Credevo di aver trovato il paradiso: preciso, puntuale, metodico e disponibile com’ero (e come sono tuttora), avrei fatto carriera e mi si sarebbero spalancate le porte di un futuro luminoso. E invece ero solo all’inizio di un baratro profondissimo fatto di angherìe, umiliazioni, menzogne e cattiverie gratuite, che mi avrebbero portato alla perdita dell’autostima e alla depressione, per non parlare di un epilogo che neanche un ladro avrebbe meritato: quello del licenziamento senza giusta causa. Vorrei tanto poter tornare a quel giorno, evitare quell’errore e darmi un’altra possibilità. Una seconda chance, che credo di meritare per quello che ho dato e quello che ho fatto nell’arco di tutta la mia storia lavorativa.

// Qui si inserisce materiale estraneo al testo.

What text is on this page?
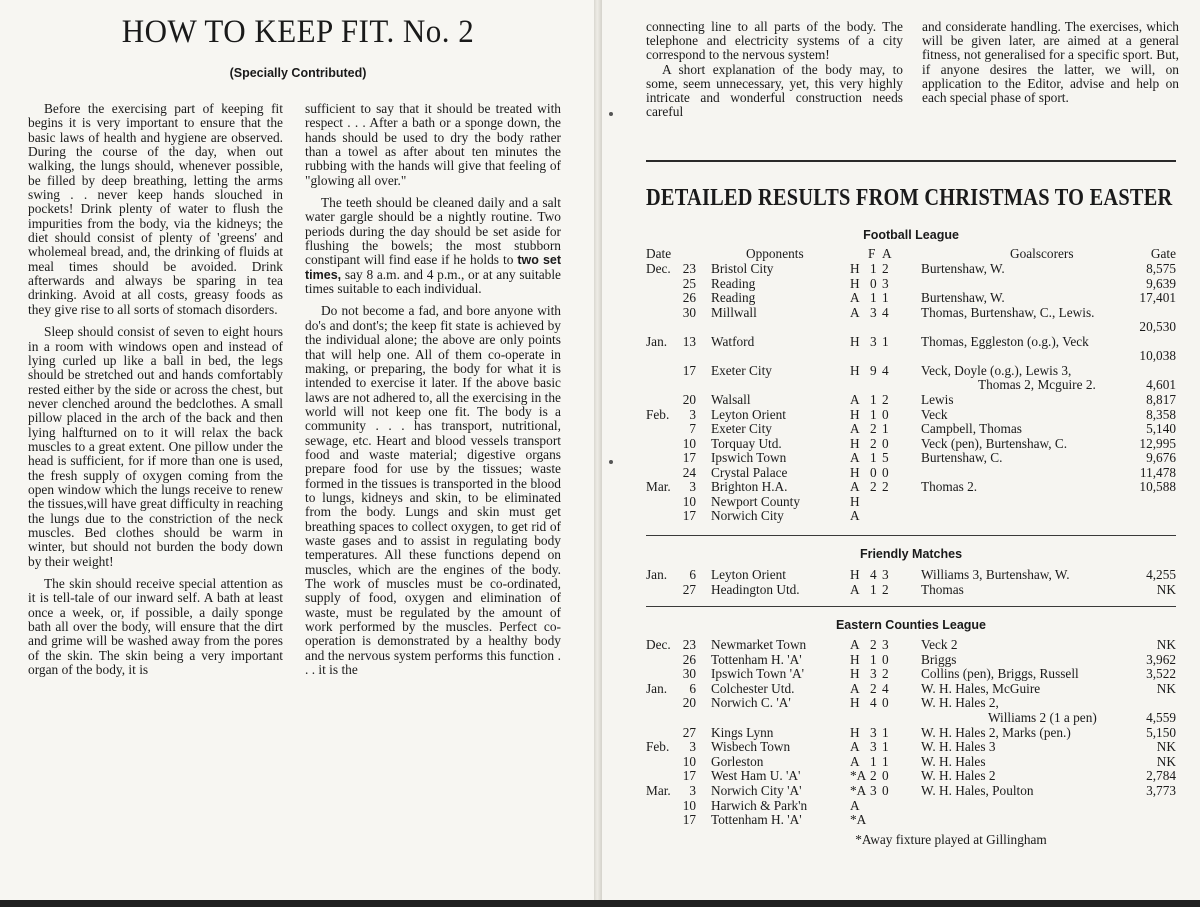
HOW TO KEEP FIT. No. 2
(Specially Contributed)

Before the exercising part of keeping fit begins it is very important to ensure that the basic laws of health and hygiene are observed. During the course of the day, when out walking, the lungs should, whenever possible, be filled by deep breathing, letting the arms swing . . never keep hands slouched in pockets! Drink plenty of water to flush the impurities from the body, via the kidneys; the diet should consist of plenty of 'greens' and wholemeal bread, and, the drinking of fluids at meal times should be avoided. Drink afterwards and always be sparing in tea drinking. Avoid at all costs, greasy foods as they give rise to all sorts of stomach disorders.

Sleep should consist of seven to eight hours in a room with windows open and instead of lying curled up like a ball in bed, the legs should be stretched out and hands comfortably rested either by the side or across the chest, but never clenched around the bedclothes. A small pillow placed in the arch of the back and then lying halfturned on to it will relax the back muscles to a great extent. One pillow under the head is sufficient, for if more than one is used, the fresh supply of oxygen coming from the open window which the lungs receive to renew the tissues,will have great difficulty in reaching the lungs due to the constriction of the neck muscles. Bed clothes should be warm in winter, but should not burden the body down by their weight!

The skin should receive special attention as it is tell-tale of our inward self. A bath at least once a week, or, if possible, a daily sponge bath all over the body, will ensure that the dirt and grime will be washed away from the pores of the skin. The skin being a very important organ of the body, it is

sufficient to say that it should be treated with respect . . . After a bath or a sponge down, the hands should be used to dry the body rather than a towel as after about ten minutes the rubbing with the hands will give that feeling of "glowing all over."

The teeth should be cleaned daily and a salt water gargle should be a nightly routine. Two periods during the day should be set aside for flushing the bowels; the most stubborn constipant will find ease if he holds to two set times, say 8 a.m. and 4 p.m., or at any suitable times suitable to each individual.

Do not become a fad, and bore anyone with do's and dont's; the keep fit state is achieved by the individual alone; the above are only points that will help one. All of them co-operate in making, or preparing, the body for what it is intended to exercise it later. If the above basic laws are not adhered to, all the exercising in the world will not keep one fit. The body is a community . . . has transport, nutritional, sewage, etc. Heart and blood vessels transport food and waste material; digestive organs prepare food for use by the tissues; waste formed in the tissues is transported in the blood to lungs, kidneys and skin, to be eliminated from the body. Lungs and skin must get breathing spaces to collect oxygen, to get rid of waste gases and to assist in regulating body temperatures. All these functions depend on muscles, which are the engines of the body. The work of muscles must be co-ordinated, supply of food, oxygen and elimination of waste, must be regulated by the amount of work performed by the muscles. Perfect co-operation is demonstrated by a healthy body and the nervous system performs this function . . . it is the

connecting line to all parts of the body. The telephone and electricity systems of a city correspond to the nervous system!
A short explanation of the body may, to some, seem unnecessary, yet, this very highly intricate and wonderful construction needs careful
and considerate handling. The exercises, which will be given later, are aimed at a general fitness, not generalised for a specific sport. But, if anyone desires the latter, we will, on application to the Editor, advise and help on each special phase of sport.
DETAILED RESULTS FROM CHRISTMAS TO EASTER
Football League
Date	Opponents	F A	Goalscorers	Gate
Dec. 23 Bristol City	H 1 2 Burtenshaw, W.	8,575
25 Reading	H 0 3	9,639
26 Reading	A 1 1 Burtenshaw, W.	17,401
30 Millwall	A 3 4 Thomas, Burtenshaw, C., Lewis.
20,530
Jan. 13 Watford	H 3 1 Thomas, Eggleston (o.g.), Veck
10,038
17 Exeter City	H 9 4 Veck, Doyle (o.g.), Lewis 3,
Thomas 2, Mcguire 2.	4,601
20 Walsall	A 1 2 Lewis	8,817
Feb.	3 Leyton Orient	H 1 0 Veck	8,358
7 Exeter City	A 2 1 Campbell, Thomas	5,140
10 Torquay Utd.	H 2 0 Veck (pen), Burtenshaw, C.	12,995
17 Ipswich Town	A 1 5 Burtenshaw, C.	9,676
24 Crystal Palace	H 0 0	11,478
Mar.	3 Brighton H.A.	A 2 2 Thomas 2.	10,588
10 Newport County	H
17 Norwich City	A
Friendly Matches
Jan.	6 Leyton Orient	H 4 3 Williams 3, Burtenshaw, W.	4,255
27 Headington Utd.	A 1 2 Thomas	NK
Eastern Counties League
Dec. 23 Newmarket Town	A 2 3 Veck 2	NK
26 Tottenham H. 'A'	H 1 0 Briggs	3,962
30 Ipswich Town 'A'	H 3 2 Collins (pen), Briggs, Russell	3,522
Jan.	6 Colchester Utd.	A 2 4 W. H. Hales, McGuire	NK
20 Norwich C. 'A'	H 4 0 W. H. Hales 2,
Williams 2 (1 a pen)	4,559
27 Kings Lynn	H 3 1 W. H. Hales 2, Marks (pen.)	5,150
Feb.	3 Wisbech Town	A 3 1 W. H. Hales 3	NK
10 Gorleston	A 1 1 W. H. Hales	NK
17 West Ham U. 'A'	*A 2 0 W. H. Hales 2	2,784
Mar.	3 Norwich City 'A'	*A 3 0 W. H. Hales, Poulton	3,773
10 Harwich & Park'n	A
17 Tottenham H. 'A'	*A
*Away fixture played at Gillingham
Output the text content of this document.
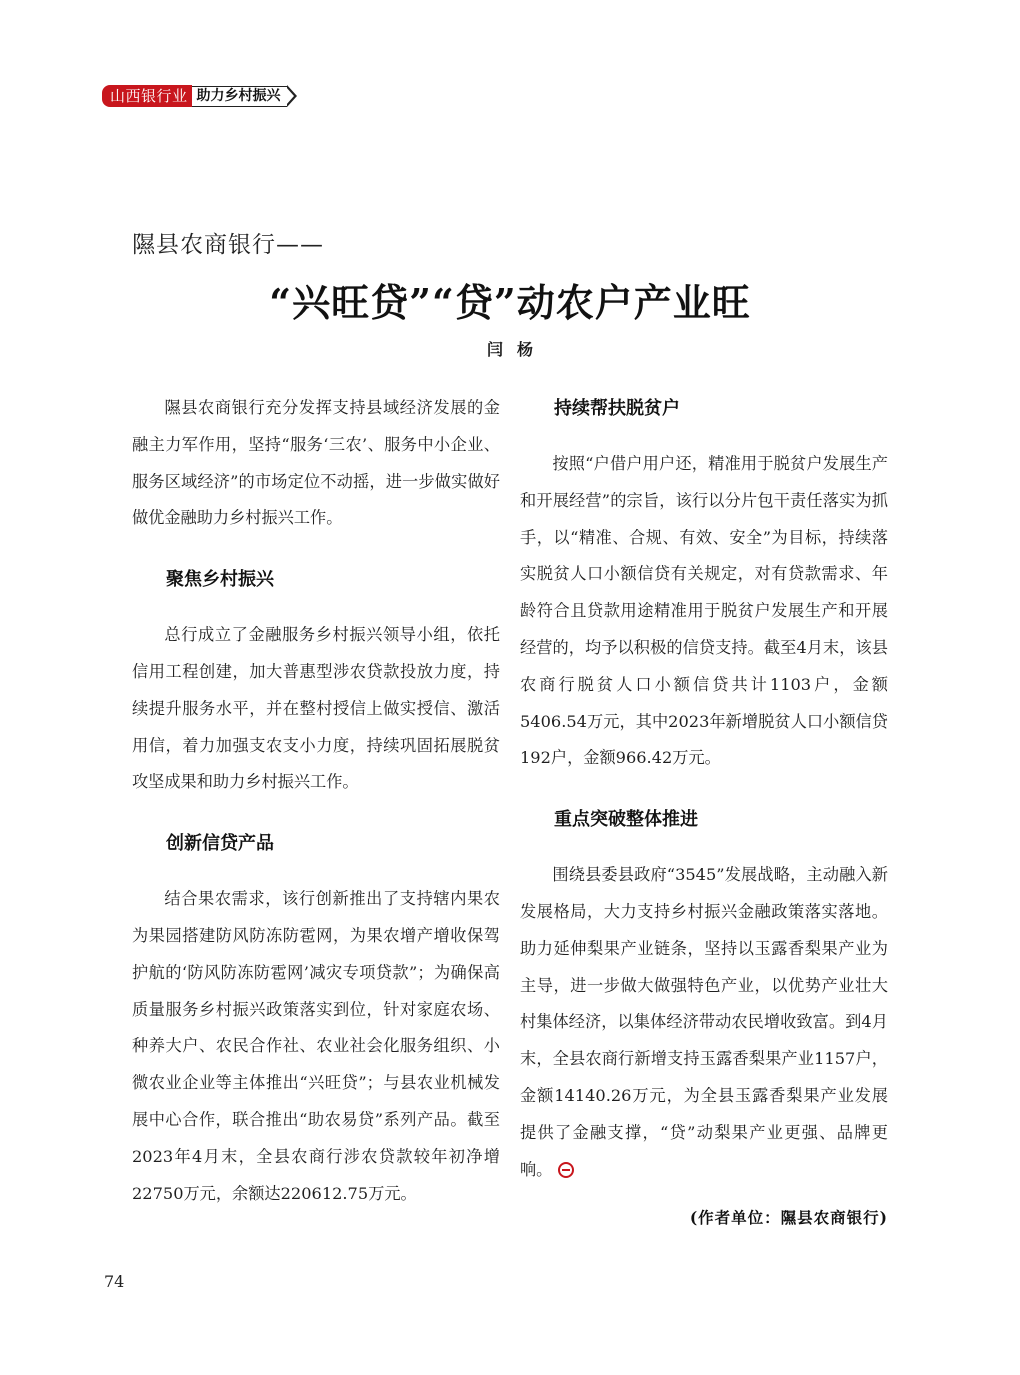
山西银行业 助力乡村振兴
隰县农商银行——
“兴旺贷”“贷”动农户产业旺
闫杨

隰县农商银行充分发挥支持县域经济发展的金融主力军作用，坚持“服务‘三农’、服务中小企业、服务区域经济”的市场定位不动摇，进一步做实做好做优金融助力乡村振兴工作。

聚焦乡村振兴

总行成立了金融服务乡村振兴领导小组，依托信用工程创建，加大普惠型涉农贷款投放力度，持续提升服务水平，并在整村授信上做实授信、激活用信，着力加强支农支小力度，持续巩固拓展脱贫攻坚成果和助力乡村振兴工作。

创新信贷产品

结合果农需求，该行创新推出了支持辖内果农为果园搭建防风防冻防雹网，为果农增产增收保驾护航的‘防风防冻防雹网’减灾专项贷款”；为确保高质量服务乡村振兴政策落实到位，针对家庭农场、种养大户、农民合作社、农业社会化服务组织、小微农业企业等主体推出“兴旺贷”；与县农业机械发展中心合作，联合推出“助农易贷”系列产品。截至2023年4月末，全县农商行涉农贷款较年初净增22750万元，余额达220612.75万元。

持续帮扶脱贫户

按照“户借户用户还，精准用于脱贫户发展生产和开展经营”的宗旨，该行以分片包干责任落实为抓手，以“精准、合规、有效、安全”为目标，持续落实脱贫人口小额信贷有关规定，对有贷款需求、年龄符合且贷款用途精准用于脱贫户发展生产和开展经营的，均予以积极的信贷支持。截至4月末，该县农商行脱贫人口小额信贷共计1103户，金额5406.54万元，其中2023年新增脱贫人口小额信贷192户，金额966.42万元。

重点突破整体推进

围绕县委县政府“3545”发展战略，主动融入新发展格局，大力支持乡村振兴金融政策落实落地。助力延伸梨果产业链条，坚持以玉露香梨果产业为主导，进一步做大做强特色产业，以优势产业壮大村集体经济，以集体经济带动农民增收致富。到4月末，全县农商行新增支持玉露香梨果产业1157户，金额14140.26万元，为全县玉露香梨果产业发展提供了金融支撑，“贷”动梨果产业更强、品牌更响。

(作者单位：隰县农商银行)
74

Comunque sia, feci la mia scelta sciagurata ed entrai a far parte della Stampaben. E subito la prima sorpresa: nessuno del reparto grafico, fino a quel giorno, si era preso il disturbo di creare un archivio dei lavori eseguiti. Solo fogli volanti, appunti sparsi qua e là senza nessun metodo, tutto affidato alla memoria e a quanto contenuto nei files di produzione: se un cliente portava un campione colore, si preparava l’inchiostro e si stampava, senza conservare il campione né annotare in modo sistematico una corrispondenza Pantone o CMYK. Allo stesso modo non venivano archiviati nominativi, misure, quantità, tipo di carta, lavorazioni accessorie… niente di niente: tutto quello che si aveva a disposizione era il contenuto delle bolle di accompagnamento e delle fatture. Avevo trovato la prima occasione di dimostrare come sapevo lavorare: presi un faldone in segreteria, lo marcai “Davide 1” e iniziai subito ad archiviare tutto il materiale dei lavori, anche piccoli, che nel frattempo stavo cominciando a sviluppare. Poco dopo introdussi anche le schede di lavoro, fino ad allora sconosciute, nelle quali annotavo tutti i dettagli che un giorno sarebbero potuti tornare utili per ristampe dello stesso ordine. Per Trappolini era un’inutile perdita di tempo, ma io sapevo che c’è un unico modo di lavorare: quello giusto.

Le prime settimane furono relativamente tranquille, ma di lì a poco mi sarei ritrovato all’ingresso principale dell’inferno.